Director David Gordon Green’s Stronger offers up an unassuming portrait of wounded love and solitude.
At times, Gyllenhaal appears to be awkwardly stitching at the seams of his character’s emotional outbursts, indulging his hammier instincts. Luckily, though, and following in rhythmic lockstep with the nature of Jeff and Erin’s relationship, Maslany’s performance becomes a calming force for Gyllenhaal. Her restrained turn helps the film’s depiction of a relationship fraught with so much difficulty steer clear of the trap of sentimentality; Erin’s silences are often enough to speak to the totality of her courage. As Jeff and Erin struggle to regain their equilibrium when life begins to settle into a new routine, the narrative gives equal weight to Erin as she copes with the responsibilities of caring for a still somewhat childish man and the prospect of a family on the horizon. Green’s nuanced and balanced rendering of Jeff’s physical rehabilitation and the rebuilding of the couple’s relationship shrewdly reveals the psychic toll these events have taken on both individuals.
As Stronger draws to a close, however, Green can no longer keep the sentimentality that so often plagues films about the disabled at bay.
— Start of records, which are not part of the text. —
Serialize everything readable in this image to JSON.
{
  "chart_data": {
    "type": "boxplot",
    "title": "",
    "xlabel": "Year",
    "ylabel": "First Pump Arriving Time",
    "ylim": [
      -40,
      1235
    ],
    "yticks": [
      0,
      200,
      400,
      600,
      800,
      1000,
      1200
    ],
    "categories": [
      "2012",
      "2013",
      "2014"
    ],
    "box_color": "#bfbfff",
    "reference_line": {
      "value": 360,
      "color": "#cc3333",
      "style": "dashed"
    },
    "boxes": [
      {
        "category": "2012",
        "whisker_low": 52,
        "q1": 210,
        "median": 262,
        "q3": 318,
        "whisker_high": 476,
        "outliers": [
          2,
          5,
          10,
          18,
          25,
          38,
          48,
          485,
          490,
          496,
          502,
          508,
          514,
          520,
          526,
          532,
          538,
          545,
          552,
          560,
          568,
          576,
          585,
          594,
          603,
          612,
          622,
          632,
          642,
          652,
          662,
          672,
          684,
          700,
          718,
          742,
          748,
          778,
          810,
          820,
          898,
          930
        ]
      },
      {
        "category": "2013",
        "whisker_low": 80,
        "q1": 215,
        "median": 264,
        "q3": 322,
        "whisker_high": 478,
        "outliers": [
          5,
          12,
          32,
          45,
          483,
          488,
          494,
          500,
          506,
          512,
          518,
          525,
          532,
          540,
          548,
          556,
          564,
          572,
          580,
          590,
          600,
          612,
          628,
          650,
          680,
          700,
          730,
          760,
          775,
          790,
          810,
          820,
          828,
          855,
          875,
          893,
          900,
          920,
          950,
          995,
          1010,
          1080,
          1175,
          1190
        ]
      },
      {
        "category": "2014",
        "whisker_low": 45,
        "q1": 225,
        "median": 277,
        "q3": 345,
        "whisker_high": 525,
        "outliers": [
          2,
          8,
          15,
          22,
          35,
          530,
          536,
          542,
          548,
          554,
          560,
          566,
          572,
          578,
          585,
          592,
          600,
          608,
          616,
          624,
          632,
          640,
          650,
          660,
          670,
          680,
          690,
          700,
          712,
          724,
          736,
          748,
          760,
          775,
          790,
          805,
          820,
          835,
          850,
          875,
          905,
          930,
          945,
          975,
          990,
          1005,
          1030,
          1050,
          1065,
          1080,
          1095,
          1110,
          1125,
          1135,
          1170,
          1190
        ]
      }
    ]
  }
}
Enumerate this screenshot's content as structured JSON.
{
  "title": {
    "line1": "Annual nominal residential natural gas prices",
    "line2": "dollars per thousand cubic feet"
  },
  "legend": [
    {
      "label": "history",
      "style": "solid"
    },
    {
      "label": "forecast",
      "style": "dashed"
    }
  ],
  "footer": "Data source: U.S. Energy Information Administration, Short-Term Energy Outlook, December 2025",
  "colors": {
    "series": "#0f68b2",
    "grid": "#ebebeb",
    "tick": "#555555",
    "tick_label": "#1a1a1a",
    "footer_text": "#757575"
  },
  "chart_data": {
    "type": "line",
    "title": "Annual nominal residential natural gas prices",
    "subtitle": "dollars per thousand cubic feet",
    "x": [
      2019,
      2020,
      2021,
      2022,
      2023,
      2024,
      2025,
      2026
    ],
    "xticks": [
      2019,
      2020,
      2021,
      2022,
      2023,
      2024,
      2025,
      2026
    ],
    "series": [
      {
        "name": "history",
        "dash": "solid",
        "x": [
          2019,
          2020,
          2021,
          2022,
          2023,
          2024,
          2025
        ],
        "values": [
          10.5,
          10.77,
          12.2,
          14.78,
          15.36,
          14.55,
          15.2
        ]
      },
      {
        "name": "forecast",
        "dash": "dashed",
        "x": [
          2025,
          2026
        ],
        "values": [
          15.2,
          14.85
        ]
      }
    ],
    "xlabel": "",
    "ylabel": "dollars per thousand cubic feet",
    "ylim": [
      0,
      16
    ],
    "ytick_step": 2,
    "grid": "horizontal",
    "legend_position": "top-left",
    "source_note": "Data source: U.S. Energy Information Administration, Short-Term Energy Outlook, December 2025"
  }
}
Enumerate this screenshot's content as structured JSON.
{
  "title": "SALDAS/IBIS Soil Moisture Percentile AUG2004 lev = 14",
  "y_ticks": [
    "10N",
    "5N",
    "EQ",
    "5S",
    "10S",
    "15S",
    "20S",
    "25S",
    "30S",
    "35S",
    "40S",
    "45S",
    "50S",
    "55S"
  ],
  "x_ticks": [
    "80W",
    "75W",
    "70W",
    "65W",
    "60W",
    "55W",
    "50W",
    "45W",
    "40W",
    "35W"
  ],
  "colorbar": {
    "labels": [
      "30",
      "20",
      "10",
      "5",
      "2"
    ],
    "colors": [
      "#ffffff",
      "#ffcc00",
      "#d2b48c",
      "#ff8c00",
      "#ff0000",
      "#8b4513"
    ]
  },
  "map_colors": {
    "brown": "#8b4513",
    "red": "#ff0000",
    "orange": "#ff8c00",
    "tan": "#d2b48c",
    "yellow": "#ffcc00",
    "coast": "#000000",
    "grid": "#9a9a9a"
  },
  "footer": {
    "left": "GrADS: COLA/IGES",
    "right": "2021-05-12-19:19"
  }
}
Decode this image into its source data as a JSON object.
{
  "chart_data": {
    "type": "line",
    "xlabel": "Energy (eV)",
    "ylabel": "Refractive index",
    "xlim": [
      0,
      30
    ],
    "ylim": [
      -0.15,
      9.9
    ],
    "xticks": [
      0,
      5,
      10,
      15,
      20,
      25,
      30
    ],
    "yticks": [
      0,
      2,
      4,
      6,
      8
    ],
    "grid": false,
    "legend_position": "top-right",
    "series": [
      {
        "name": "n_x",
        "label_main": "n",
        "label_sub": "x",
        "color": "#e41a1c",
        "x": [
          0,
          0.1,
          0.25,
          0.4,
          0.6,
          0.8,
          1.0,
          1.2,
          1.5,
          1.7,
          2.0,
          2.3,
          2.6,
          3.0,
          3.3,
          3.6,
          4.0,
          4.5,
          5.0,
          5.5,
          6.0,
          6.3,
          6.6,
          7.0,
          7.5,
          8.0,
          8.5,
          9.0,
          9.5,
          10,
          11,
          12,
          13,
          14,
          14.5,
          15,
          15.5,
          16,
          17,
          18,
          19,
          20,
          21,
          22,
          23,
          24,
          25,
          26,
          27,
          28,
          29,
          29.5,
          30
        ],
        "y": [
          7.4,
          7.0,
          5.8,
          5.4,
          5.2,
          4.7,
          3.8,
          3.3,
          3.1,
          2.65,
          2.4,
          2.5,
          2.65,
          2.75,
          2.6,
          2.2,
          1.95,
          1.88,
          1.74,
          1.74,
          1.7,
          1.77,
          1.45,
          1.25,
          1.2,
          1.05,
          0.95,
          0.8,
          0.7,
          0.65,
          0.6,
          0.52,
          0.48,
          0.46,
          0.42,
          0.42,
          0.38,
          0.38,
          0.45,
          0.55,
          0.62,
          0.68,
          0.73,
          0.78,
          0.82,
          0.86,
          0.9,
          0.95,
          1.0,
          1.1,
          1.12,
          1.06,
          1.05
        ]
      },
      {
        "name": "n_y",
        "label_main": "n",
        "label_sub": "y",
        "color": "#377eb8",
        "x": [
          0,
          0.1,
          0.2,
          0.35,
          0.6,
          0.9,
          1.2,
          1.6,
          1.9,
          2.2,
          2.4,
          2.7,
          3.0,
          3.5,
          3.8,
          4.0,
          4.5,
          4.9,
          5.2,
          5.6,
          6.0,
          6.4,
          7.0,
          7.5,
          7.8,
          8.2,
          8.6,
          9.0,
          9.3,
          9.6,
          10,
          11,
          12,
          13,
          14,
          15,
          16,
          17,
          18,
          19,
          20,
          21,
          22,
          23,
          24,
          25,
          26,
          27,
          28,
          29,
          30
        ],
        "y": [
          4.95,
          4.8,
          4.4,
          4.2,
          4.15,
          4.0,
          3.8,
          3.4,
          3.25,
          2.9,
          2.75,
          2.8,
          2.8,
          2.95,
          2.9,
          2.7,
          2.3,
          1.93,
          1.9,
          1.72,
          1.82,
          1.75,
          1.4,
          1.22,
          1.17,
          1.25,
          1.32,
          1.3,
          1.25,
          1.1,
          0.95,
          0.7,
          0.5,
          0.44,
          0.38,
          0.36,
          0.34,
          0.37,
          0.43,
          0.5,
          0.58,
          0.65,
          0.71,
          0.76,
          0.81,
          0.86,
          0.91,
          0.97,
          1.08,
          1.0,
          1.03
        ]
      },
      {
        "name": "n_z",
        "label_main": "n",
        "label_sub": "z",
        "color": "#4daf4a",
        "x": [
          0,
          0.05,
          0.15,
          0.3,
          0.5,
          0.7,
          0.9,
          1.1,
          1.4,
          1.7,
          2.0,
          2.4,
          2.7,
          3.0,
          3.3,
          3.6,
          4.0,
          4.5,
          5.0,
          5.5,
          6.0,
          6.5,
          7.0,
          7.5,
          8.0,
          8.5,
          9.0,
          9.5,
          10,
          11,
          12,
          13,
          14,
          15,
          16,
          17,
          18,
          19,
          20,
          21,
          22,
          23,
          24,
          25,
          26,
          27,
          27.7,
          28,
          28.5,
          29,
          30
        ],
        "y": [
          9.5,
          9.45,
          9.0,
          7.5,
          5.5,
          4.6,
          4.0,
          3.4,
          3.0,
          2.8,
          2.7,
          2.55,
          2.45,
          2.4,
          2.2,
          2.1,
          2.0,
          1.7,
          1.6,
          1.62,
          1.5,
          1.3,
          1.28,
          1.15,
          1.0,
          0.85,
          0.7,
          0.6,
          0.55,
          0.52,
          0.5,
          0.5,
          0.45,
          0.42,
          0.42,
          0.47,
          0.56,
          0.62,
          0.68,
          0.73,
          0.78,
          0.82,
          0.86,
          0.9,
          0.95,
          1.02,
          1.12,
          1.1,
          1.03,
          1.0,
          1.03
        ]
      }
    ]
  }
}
Jeff’s throwing out of the first pitch at a Red Sox game stands as an efficient, if blunt, contrast to his earlier anxiety-ridden appearance before a Bruins playoff game, but the outpouring of love and appreciation he receives from various strangers afterward is intended too conspicuously by the filmmakers to tug at the heartstrings. The entire sequence is jarring for how glaringly out of step it is with the film’s otherwise measured portrayal of Jeff’s travails and emotional perseverance, offering viewers a sense of pat finality that sweeps under the rug the immense hardships that Jeff will continue to face.
But that’s a minor misstep in a film that otherwise presents a complicated and thorny reality that one doesn’t usually get from the average biopic. Stronger’s embrace of the unpredictable nature of Jeff and Erin’s journey yields an array of raw, surprising character beats that flow organically from one to the next, which is to say without feeling preordained to fit within a more traditional story arc. Hollywood will never be able to resist potentially inspirational stories about disabled underdogs, but Green’s film at least shows that even the most Oscar-baity of scenarios can work if overwrought, manipulative melodrama is shunned in favor of a genuine curiosity and empathy for the struggles of average people like Jeff Bauman and Erin Hurley.